Of course, more apps!

I enjoyed Chris Dannen’s blog on the topic today.

Too Many Social Network Updates? Two Tools for Filtering the Nobodies – Article: Fast Company -

The problem: these apps work. Often too well–the basin is overflowing.

When I look at my Facebook News Feed, Google Talk list and my Twitter client, here’s what I see: old friends, workmates, acquaintances, and then, in a much smaller group, real friends. In an article this week entitled, “What’s a Friend Worth?” BusinessWeek writer John Byrne went straight to the source–Facebook HQ in Palo Alto–to figure out just how many real friends a given Facebook user actually has in his or her network.

via Too Many Social Network Updates?

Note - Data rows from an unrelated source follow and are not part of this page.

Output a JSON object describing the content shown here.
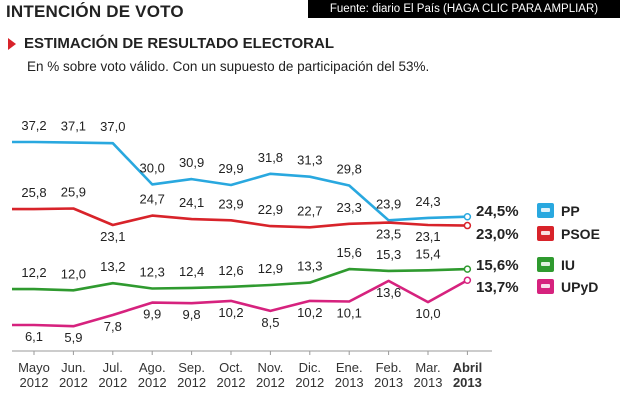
{
  "header": {
    "title": "INTENCIÓN DE VOTO",
    "source": "Fuente: diario El País  (HAGA CLIC PARA AMPLIAR)",
    "subtitle": "ESTIMACIÓN DE RESULTADO ELECTORAL",
    "note": "En % sobre voto válido. Con un supuesto de participación del 53%."
  },
  "chart_data": {
    "type": "line",
    "categories": [
      {
        "month": "Mayo",
        "year": "2012"
      },
      {
        "month": "Jun.",
        "year": "2012"
      },
      {
        "month": "Jul.",
        "year": "2012"
      },
      {
        "month": "Ago.",
        "year": "2012"
      },
      {
        "month": "Sep.",
        "year": "2012"
      },
      {
        "month": "Oct.",
        "year": "2012"
      },
      {
        "month": "Nov.",
        "year": "2012"
      },
      {
        "month": "Dic.",
        "year": "2012"
      },
      {
        "month": "Ene.",
        "year": "2013"
      },
      {
        "month": "Feb.",
        "year": "2013"
      },
      {
        "month": "Mar.",
        "year": "2013"
      },
      {
        "month": "Abril",
        "year": "2013"
      }
    ],
    "series": [
      {
        "name": "PP",
        "color": "#29a8df",
        "icon": "pp-logo-icon",
        "values": [
          37.2,
          37.1,
          37.0,
          30.0,
          30.9,
          29.9,
          31.8,
          31.3,
          29.8,
          23.9,
          24.3,
          24.5
        ],
        "labels": [
          "37,2",
          "37,1",
          "37,0",
          "30,0",
          "30,9",
          "29,9",
          "31,8",
          "31,3",
          "29,8",
          "23,9",
          "24,3",
          "24,5%"
        ]
      },
      {
        "name": "PSOE",
        "color": "#d8232a",
        "icon": "psoe-logo-icon",
        "values": [
          25.8,
          25.9,
          23.1,
          24.7,
          24.1,
          23.9,
          22.9,
          22.7,
          23.3,
          23.5,
          23.1,
          23.0
        ],
        "labels": [
          "25,8",
          "25,9",
          "23,1",
          "24,7",
          "24,1",
          "23,9",
          "22,9",
          "22,7",
          "23,3",
          "23,5",
          "23,1",
          "23,0%"
        ]
      },
      {
        "name": "IU",
        "color": "#2f9a2f",
        "icon": "iu-logo-icon",
        "values": [
          12.2,
          12.0,
          13.2,
          12.3,
          12.4,
          12.6,
          12.9,
          13.3,
          15.6,
          15.3,
          15.4,
          15.6
        ],
        "labels": [
          "12,2",
          "12,0",
          "13,2",
          "12,3",
          "12,4",
          "12,6",
          "12,9",
          "13,3",
          "15,6",
          "15,3",
          "15,4",
          "15,6%"
        ]
      },
      {
        "name": "UPyD",
        "color": "#d6227e",
        "icon": "upyd-logo-icon",
        "values": [
          6.1,
          5.9,
          7.8,
          9.9,
          9.8,
          10.2,
          8.5,
          10.2,
          10.1,
          13.6,
          10.0,
          13.7
        ],
        "labels": [
          "6,1",
          "5,9",
          "7,8",
          "9,9",
          "9,8",
          "10,2",
          "8,5",
          "10,2",
          "10,1",
          "13,6",
          "10,0",
          "13,7%"
        ]
      }
    ],
    "ylim": [
      2,
      40
    ],
    "grid": false,
    "legend": "right",
    "xlabel": "",
    "ylabel": ""
  }
}
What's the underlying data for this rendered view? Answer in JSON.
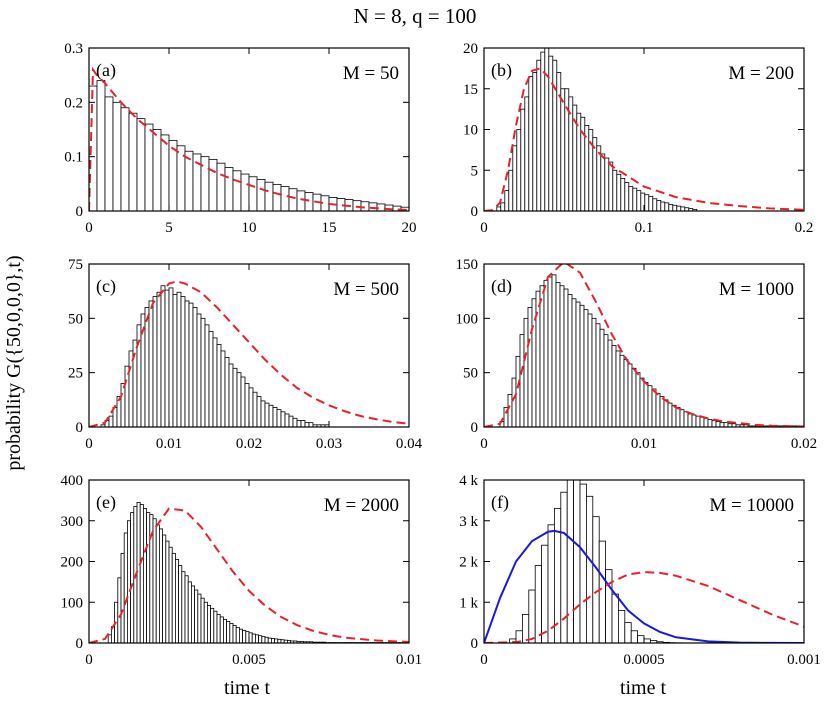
{
  "figure": {
    "suptitle": "N = 8,  q = 100",
    "ylabel": "probability G({50,0,0,0},t)",
    "xlabel": "time t"
  },
  "colors": {
    "dashed_curve": "#e8222a",
    "solid_curve": "#1a1adc",
    "bars": "#000000"
  },
  "chart_data": [
    {
      "type": "bar",
      "panel": "(a)",
      "title": "M = 50",
      "xlim": [
        0,
        20
      ],
      "ylim": [
        0,
        0.3
      ],
      "xticks": [
        0,
        5,
        10,
        15,
        20
      ],
      "xticklabels": [
        "0",
        "5",
        "10",
        "15",
        "20"
      ],
      "yticks": [
        0,
        0.1,
        0.2,
        0.3
      ],
      "yticklabels": [
        "0",
        "0.1",
        "0.2",
        "0.3"
      ],
      "bin_start": 0,
      "bin_width": 0.5,
      "values": [
        0.23,
        0.24,
        0.21,
        0.2,
        0.19,
        0.18,
        0.17,
        0.16,
        0.15,
        0.14,
        0.13,
        0.12,
        0.11,
        0.105,
        0.1,
        0.095,
        0.088,
        0.08,
        0.074,
        0.068,
        0.063,
        0.058,
        0.053,
        0.049,
        0.045,
        0.041,
        0.037,
        0.034,
        0.031,
        0.028,
        0.025,
        0.023,
        0.021,
        0.019,
        0.017,
        0.015,
        0.013,
        0.011,
        0.009,
        0.007
      ],
      "dashed_curve": {
        "x": [
          0,
          0.25,
          0.5,
          1,
          2,
          3,
          4,
          5,
          6,
          7,
          8,
          9,
          10,
          11,
          12,
          13,
          14,
          15,
          16,
          17,
          18,
          19,
          20
        ],
        "y": [
          0,
          0.26,
          0.25,
          0.235,
          0.2,
          0.17,
          0.145,
          0.12,
          0.1,
          0.085,
          0.07,
          0.058,
          0.048,
          0.038,
          0.03,
          0.023,
          0.018,
          0.013,
          0.01,
          0.007,
          0.005,
          0.003,
          0.002
        ]
      }
    },
    {
      "type": "bar",
      "panel": "(b)",
      "title": "M = 200",
      "xlim": [
        0,
        0.2
      ],
      "ylim": [
        0,
        20
      ],
      "xticks": [
        0,
        0.1,
        0.2
      ],
      "xticklabels": [
        "0",
        "0.1",
        "0.2"
      ],
      "yticks": [
        0,
        5,
        10,
        15,
        20
      ],
      "yticklabels": [
        "0",
        "5",
        "10",
        "15",
        "20"
      ],
      "bin_start": 0.008,
      "bin_width": 0.0025,
      "values": [
        0.5,
        1,
        2.5,
        5,
        8,
        10,
        12.5,
        14,
        16.5,
        17,
        18.5,
        19.5,
        20,
        19,
        18.5,
        17,
        15,
        15,
        14,
        13,
        12,
        11.5,
        10.5,
        10,
        9,
        8,
        7,
        6.5,
        6,
        5,
        4.5,
        4,
        3.5,
        3,
        2.8,
        2.5,
        2.2,
        2,
        1.8,
        1.5,
        1.3,
        1.1,
        1,
        0.8,
        0.7,
        0.6,
        0.5,
        0.4,
        0.3,
        0.2
      ],
      "dashed_curve": {
        "x": [
          0,
          0.005,
          0.01,
          0.015,
          0.02,
          0.025,
          0.03,
          0.035,
          0.04,
          0.05,
          0.06,
          0.07,
          0.08,
          0.1,
          0.12,
          0.14,
          0.16,
          0.18,
          0.2
        ],
        "y": [
          0,
          0.1,
          1,
          5,
          10.5,
          15,
          17.2,
          17.5,
          16.5,
          13.2,
          10,
          7.5,
          5.5,
          3,
          1.7,
          1,
          0.6,
          0.3,
          0.15
        ]
      }
    },
    {
      "type": "bar",
      "panel": "(c)",
      "title": "M = 500",
      "xlim": [
        0,
        0.04
      ],
      "ylim": [
        0,
        75
      ],
      "xticks": [
        0,
        0.01,
        0.02,
        0.03,
        0.04
      ],
      "xticklabels": [
        "0",
        "0.01",
        "0.02",
        "0.03",
        "0.04"
      ],
      "yticks": [
        0,
        25,
        50,
        75
      ],
      "yticklabels": [
        "0",
        "25",
        "50",
        "75"
      ],
      "bin_start": 0.001,
      "bin_width": 0.0005,
      "values": [
        0,
        1,
        3,
        5,
        9,
        14,
        20,
        28,
        35,
        40,
        47,
        52,
        55,
        58,
        60,
        62,
        65,
        63,
        64,
        61,
        62,
        60,
        58,
        57,
        55,
        52,
        50,
        47,
        44,
        41,
        38,
        35,
        32,
        29,
        27,
        25,
        23,
        20,
        18,
        16,
        14,
        12,
        11,
        10,
        9,
        8,
        7,
        6,
        5,
        4,
        3,
        3,
        2,
        2,
        1,
        1,
        1,
        1
      ],
      "dashed_curve": {
        "x": [
          0,
          0.002,
          0.004,
          0.006,
          0.008,
          0.01,
          0.011,
          0.012,
          0.014,
          0.016,
          0.018,
          0.02,
          0.022,
          0.024,
          0.026,
          0.028,
          0.03,
          0.032,
          0.034,
          0.036,
          0.038,
          0.04
        ],
        "y": [
          0,
          2,
          14,
          37,
          57,
          66,
          67,
          66,
          62,
          55,
          47,
          39,
          31,
          24,
          18,
          13.5,
          10,
          7.2,
          5,
          3.5,
          2.3,
          1.5
        ]
      }
    },
    {
      "type": "bar",
      "panel": "(d)",
      "title": "M = 1000",
      "xlim": [
        0,
        0.02
      ],
      "ylim": [
        0,
        150
      ],
      "xticks": [
        0,
        0.01,
        0.02
      ],
      "xticklabels": [
        "0",
        "0.01",
        "0.02"
      ],
      "yticks": [
        0,
        50,
        100,
        150
      ],
      "yticklabels": [
        "0",
        "50",
        "100",
        "150"
      ],
      "bin_start": 0.001,
      "bin_width": 0.00025,
      "values": [
        5,
        18,
        30,
        45,
        65,
        85,
        100,
        110,
        118,
        125,
        130,
        135,
        138,
        140,
        133,
        130,
        127,
        122,
        118,
        115,
        112,
        108,
        104,
        100,
        95,
        90,
        85,
        80,
        75,
        70,
        66,
        62,
        58,
        54,
        50,
        45,
        41,
        38,
        35,
        31,
        28,
        25,
        22,
        20,
        18,
        16,
        14,
        12,
        11,
        10,
        9,
        8,
        7,
        6,
        5,
        4,
        4,
        3,
        3,
        2,
        2,
        2,
        1,
        1,
        1,
        1,
        1,
        1,
        1,
        1,
        1,
        1,
        1,
        1,
        1,
        1
      ],
      "dashed_curve": {
        "x": [
          0,
          0.001,
          0.002,
          0.003,
          0.004,
          0.005,
          0.006,
          0.007,
          0.008,
          0.009,
          0.01,
          0.011,
          0.012,
          0.013,
          0.014,
          0.015,
          0.016,
          0.017,
          0.018,
          0.019,
          0.02
        ],
        "y": [
          0,
          3,
          30,
          90,
          138,
          152,
          142,
          115,
          85,
          60,
          42,
          28,
          18,
          12,
          8,
          5,
          3.5,
          2,
          1.2,
          0.8,
          0.5
        ]
      }
    },
    {
      "type": "bar",
      "panel": "(e)",
      "title": "M = 2000",
      "xlim": [
        0,
        0.01
      ],
      "ylim": [
        0,
        400
      ],
      "xticks": [
        0,
        0.005,
        0.01
      ],
      "xticklabels": [
        "0",
        "0.005",
        "0.01"
      ],
      "yticks": [
        0,
        100,
        200,
        300,
        400
      ],
      "yticklabels": [
        "0",
        "100",
        "200",
        "300",
        "400"
      ],
      "bin_start": 0.0006,
      "bin_width": 0.0001,
      "values": [
        20,
        40,
        100,
        160,
        220,
        270,
        300,
        320,
        335,
        345,
        340,
        330,
        320,
        315,
        305,
        290,
        280,
        265,
        250,
        235,
        220,
        205,
        190,
        175,
        165,
        150,
        140,
        130,
        120,
        110,
        100,
        92,
        85,
        78,
        70,
        64,
        58,
        53,
        48,
        43,
        38,
        34,
        31,
        28,
        25,
        22,
        20,
        18,
        16,
        14,
        12,
        11,
        10,
        9,
        8,
        7,
        6,
        5,
        5,
        4,
        4,
        3,
        3,
        3,
        2,
        2,
        2,
        2,
        1,
        1,
        1,
        1,
        1,
        1,
        1,
        1,
        1,
        1,
        1,
        1,
        1,
        1,
        1,
        1,
        1,
        1,
        1,
        1,
        1,
        1,
        1,
        1,
        1,
        1
      ],
      "dashed_curve": {
        "x": [
          0,
          0.0005,
          0.001,
          0.0015,
          0.002,
          0.0025,
          0.003,
          0.0035,
          0.004,
          0.0045,
          0.005,
          0.0055,
          0.006,
          0.0065,
          0.007,
          0.0075,
          0.008,
          0.009,
          0.01
        ],
        "y": [
          0,
          10,
          70,
          175,
          275,
          330,
          325,
          285,
          230,
          175,
          128,
          92,
          64,
          44,
          30,
          20,
          13,
          6,
          2.5
        ]
      }
    },
    {
      "type": "bar",
      "panel": "(f)",
      "title": "M = 10000",
      "xlim": [
        0,
        0.001
      ],
      "ylim": [
        0,
        4000
      ],
      "xticks": [
        0,
        0.0005,
        0.001
      ],
      "xticklabels": [
        "0",
        "0.0005",
        "0.001"
      ],
      "yticks": [
        0,
        1000,
        2000,
        3000,
        4000
      ],
      "yticklabels": [
        "0",
        "1 k",
        "2 k",
        "3 k",
        "4 k"
      ],
      "bin_start": 8e-05,
      "bin_width": 2e-05,
      "values": [
        100,
        300,
        700,
        1300,
        1900,
        2400,
        2900,
        3300,
        3700,
        4000,
        4000,
        3900,
        3600,
        3100,
        2500,
        1800,
        1200,
        800,
        500,
        300,
        180,
        100,
        60,
        30,
        15,
        8,
        4,
        2,
        1,
        0,
        0,
        0,
        0,
        0,
        0,
        0
      ],
      "dashed_curve": {
        "x": [
          0,
          0.0001,
          0.00015,
          0.0002,
          0.00025,
          0.0003,
          0.00035,
          0.0004,
          0.00045,
          0.0005,
          0.00055,
          0.0006,
          0.0007,
          0.0008,
          0.0009,
          0.001
        ],
        "y": [
          0,
          20,
          100,
          300,
          600,
          950,
          1250,
          1500,
          1680,
          1740,
          1720,
          1650,
          1400,
          1050,
          700,
          400
        ]
      },
      "solid_curve": {
        "x": [
          0,
          5e-05,
          0.0001,
          0.00015,
          0.0002,
          0.00022,
          0.00025,
          0.0003,
          0.00035,
          0.0004,
          0.00045,
          0.0005,
          0.00055,
          0.0006,
          0.0007,
          0.0008,
          0.0009,
          0.001
        ],
        "y": [
          0,
          1100,
          2000,
          2500,
          2730,
          2750,
          2700,
          2350,
          1850,
          1300,
          800,
          480,
          270,
          140,
          40,
          10,
          2,
          0
        ]
      }
    }
  ]
}
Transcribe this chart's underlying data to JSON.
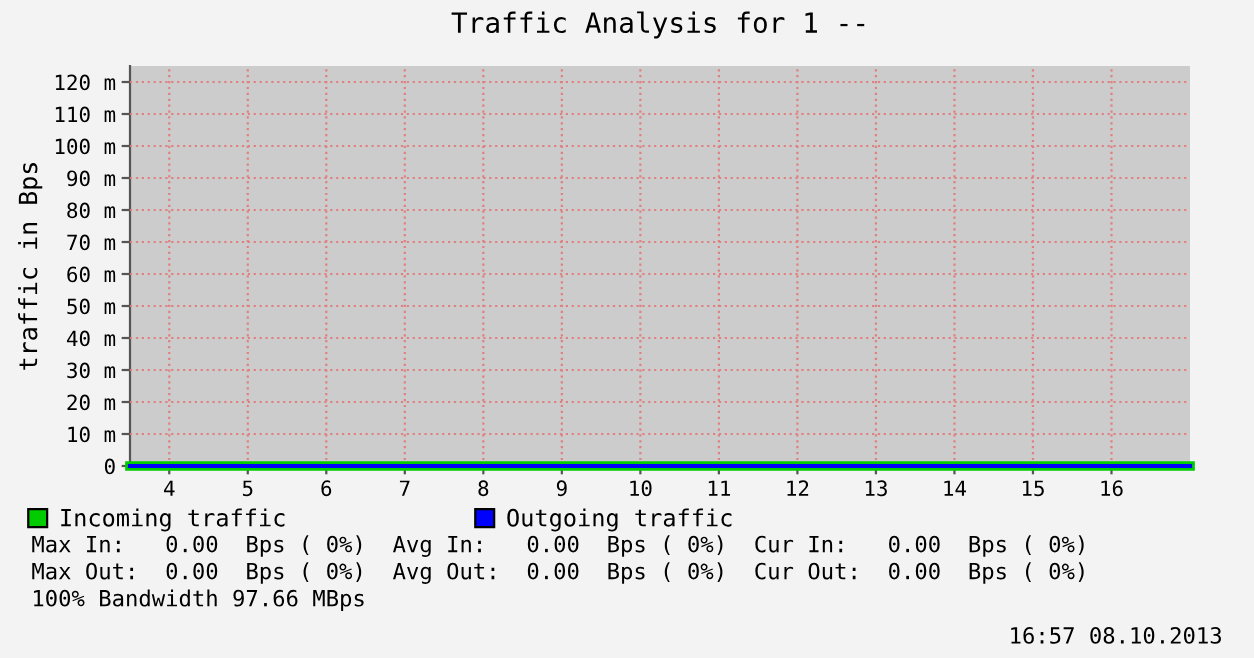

Two Tools for Filtering the Nobodies | TechWatch | Fast Company.

Chris, mentioned two new tools PeopleBrowsr and Zensify.  I ultimately have another old post I plan to update that talks about Facebook and the need for both work, friends, family, and social streams.  Add some privacy controls and make groups a standard element that might cross a major stream group and you might begin to mimick the complexity of real life early social interactions.

We are getting there… but there’s got to be a way to filter and purge the firneds that didn’t quite make it into that long term social pals short list.  After all, there’s only 24 hours in a day.